I am feeling depressed. I had just come from a prayer group that had turned to one-hour blame game, arguments. I am feeling crushed, the weight of the world in upon my shoulder, and then he dares call.
I take my phone and dial the first number that comes to my head, no answer. I try again, no answer. Where is my best friend? Now I feel so devastated, desperate to talk to someone. My friend texts, but by now, the devastation has turned to anger. Anger towards myself, for not being able to compose myself. Angry at myself for not being able to express myself. Angry at my ex for breaking my heart and ruining my night. Angry at my best friend for not picking my call.

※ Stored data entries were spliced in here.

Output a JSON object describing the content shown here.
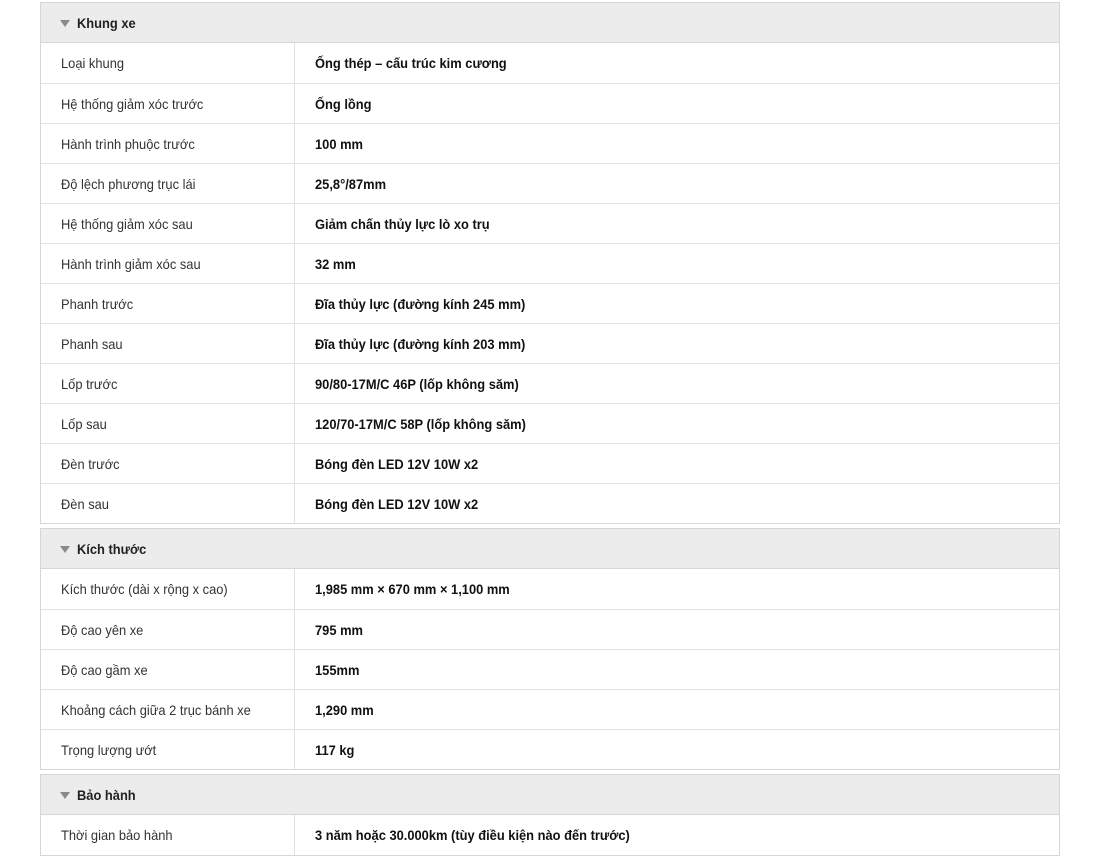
{
  "sections": [
    {
      "title": "Khung xe",
      "rows": [
        {
          "label": "Loại khung",
          "value": "Ống thép – cấu trúc kim cương"
        },
        {
          "label": "Hệ thống giảm xóc trước",
          "value": "Ống lồng"
        },
        {
          "label": "Hành trình phuộc trước",
          "value": "100 mm"
        },
        {
          "label": "Độ lệch phương trục lái",
          "value": "25,8°/87mm"
        },
        {
          "label": "Hệ thống giảm xóc sau",
          "value": "Giảm chấn thủy lực lò xo trụ"
        },
        {
          "label": "Hành trình giảm xóc sau",
          "value": "32 mm"
        },
        {
          "label": "Phanh trước",
          "value": "Đĩa thủy lực (đường kính 245 mm)"
        },
        {
          "label": "Phanh sau",
          "value": "Đĩa thủy lực (đường kính 203 mm)"
        },
        {
          "label": "Lốp trước",
          "value": "90/80-17M/C 46P (lốp không săm)"
        },
        {
          "label": "Lốp sau",
          "value": "120/70-17M/C 58P (lốp không săm)"
        },
        {
          "label": "Đèn trước",
          "value": "Bóng đèn LED 12V 10W x2"
        },
        {
          "label": "Đèn sau",
          "value": "Bóng đèn LED 12V 10W x2"
        }
      ]
    },
    {
      "title": "Kích thước",
      "rows": [
        {
          "label": "Kích thước (dài x rộng x cao)",
          "value": "1,985 mm × 670 mm × 1,100 mm"
        },
        {
          "label": "Độ cao yên xe",
          "value": "795 mm"
        },
        {
          "label": "Độ cao gầm xe",
          "value": "155mm"
        },
        {
          "label": "Khoảng cách giữa 2 trục bánh xe",
          "value": "1,290 mm"
        },
        {
          "label": "Trọng lượng ướt",
          "value": "117 kg"
        }
      ]
    },
    {
      "title": "Bảo hành",
      "rows": [
        {
          "label": "Thời gian bảo hành",
          "value": "3 năm hoặc 30.000km (tùy điều kiện nào đến trước)"
        }
      ]
    }
  ]
}
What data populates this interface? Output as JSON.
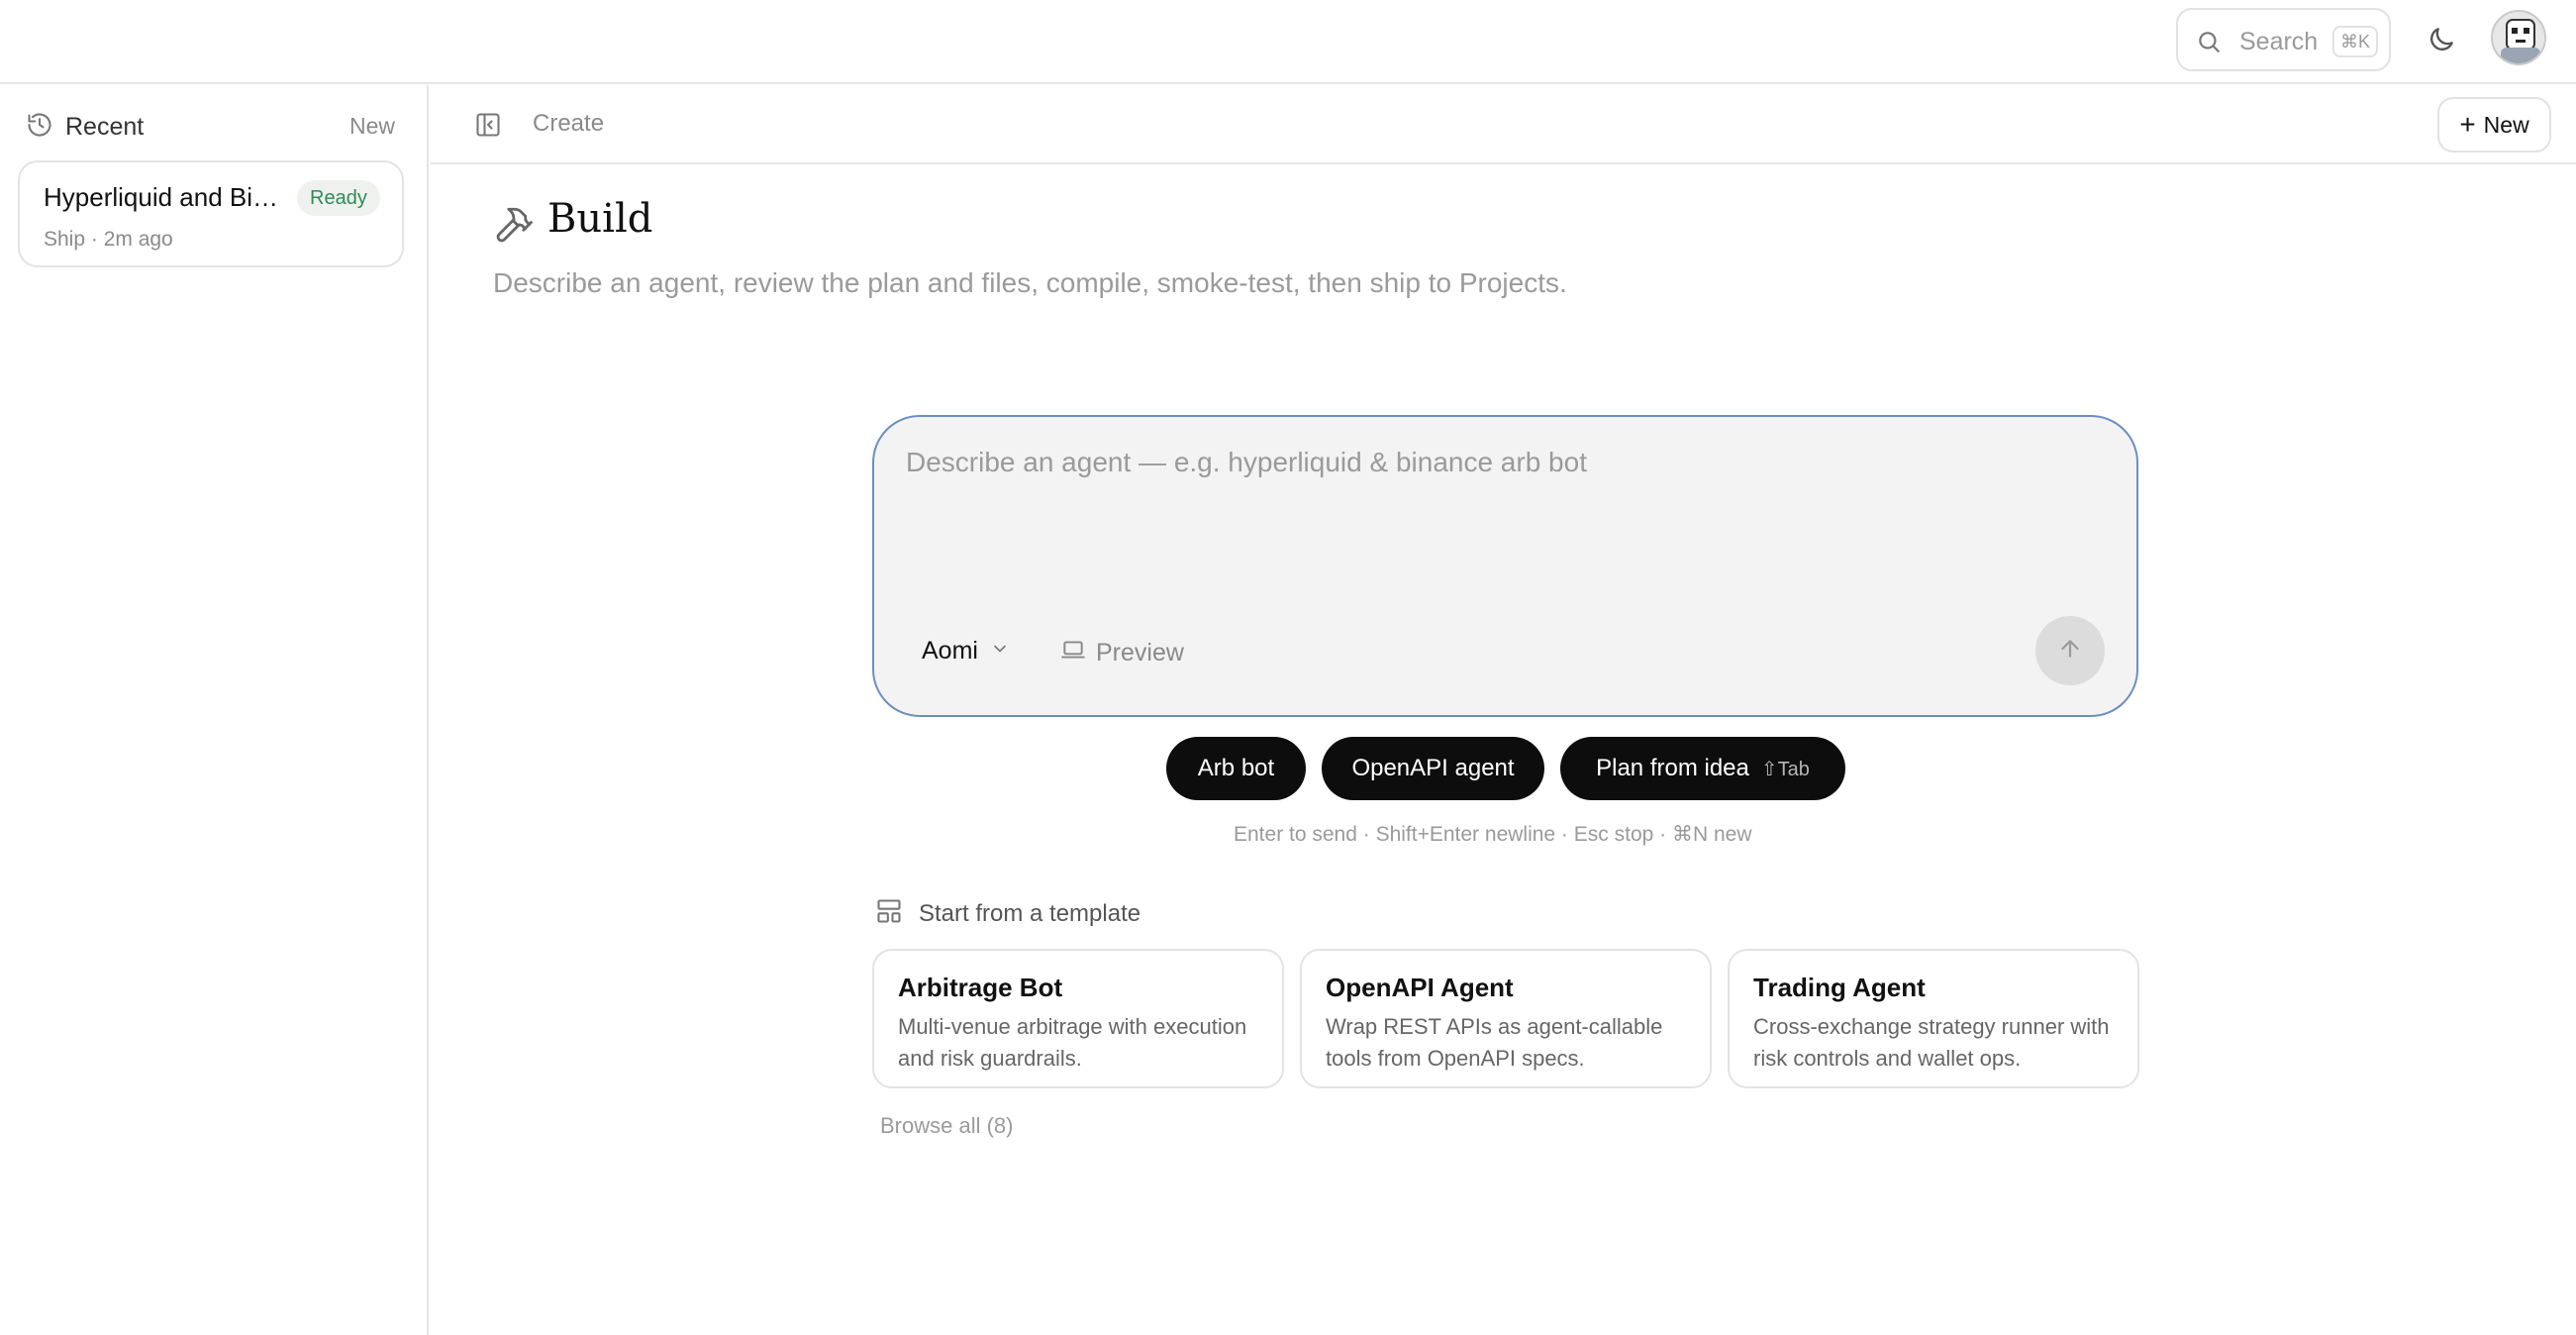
{
  "topbar": {
    "search_label": "Search",
    "search_shortcut": "⌘K",
    "theme_icon": "moon-icon",
    "avatar_icon": "avatar"
  },
  "sidebar": {
    "heading": "Recent",
    "new_label": "New",
    "recent": [
      {
        "name": "Hyperliquid and Binance",
        "status": "Ready",
        "meta": "Ship · 2m ago"
      }
    ]
  },
  "subheader": {
    "crumb": "Create",
    "new_label": "New"
  },
  "page": {
    "title": "Build",
    "subtitle": "Describe an agent, review the plan and files, compile, smoke-test, then ship to Projects."
  },
  "composer": {
    "placeholder": "Describe an agent — e.g. hyperliquid & binance arb bot",
    "value": "",
    "model": "Aomi",
    "preview_label": "Preview"
  },
  "chips": [
    {
      "label": "Arb bot"
    },
    {
      "label": "OpenAPI agent"
    },
    {
      "label": "Plan from idea",
      "shortcut": "⇧Tab"
    }
  ],
  "hint": "Enter to send · Shift+Enter newline · Esc stop · ⌘N new",
  "templates": {
    "heading": "Start from a template",
    "items": [
      {
        "title": "Arbitrage Bot",
        "description": "Multi-venue arbitrage with execution and risk guardrails."
      },
      {
        "title": "OpenAPI Agent",
        "description": "Wrap REST APIs as agent-callable tools from OpenAPI specs."
      },
      {
        "title": "Trading Agent",
        "description": "Cross-exchange strategy runner with risk controls and wallet ops."
      }
    ],
    "browse_all": "Browse all (8)"
  },
  "colors": {
    "accent_border": "#6b8fc0",
    "chip_bg": "#0d0d0d",
    "ready_badge": "#2e8b57"
  }
}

I switch off my phone, switch off all my lines. I don’t want to talk to anyone anymore. Its 1 am. I slip under my covers and try to get some sleep. I wake up in the morning. Its 6.45am, am supposed to leave the house by 7. I take a quick cold shower; I dress up hastily, at 7.10 I leave the house. I get to the eating hall, confusion. People complaining endlessly. The cooks are on strike, there is no breakfast. Damn! I am already late for work.
I go away without breakfast. Who needs food anyway? As I walk to the bus station, it hits me. I did not talk to God.
As I walk, I say a silent prayer, a prayer so silent that I can barely hear it myself. Will God hear my silent prayer?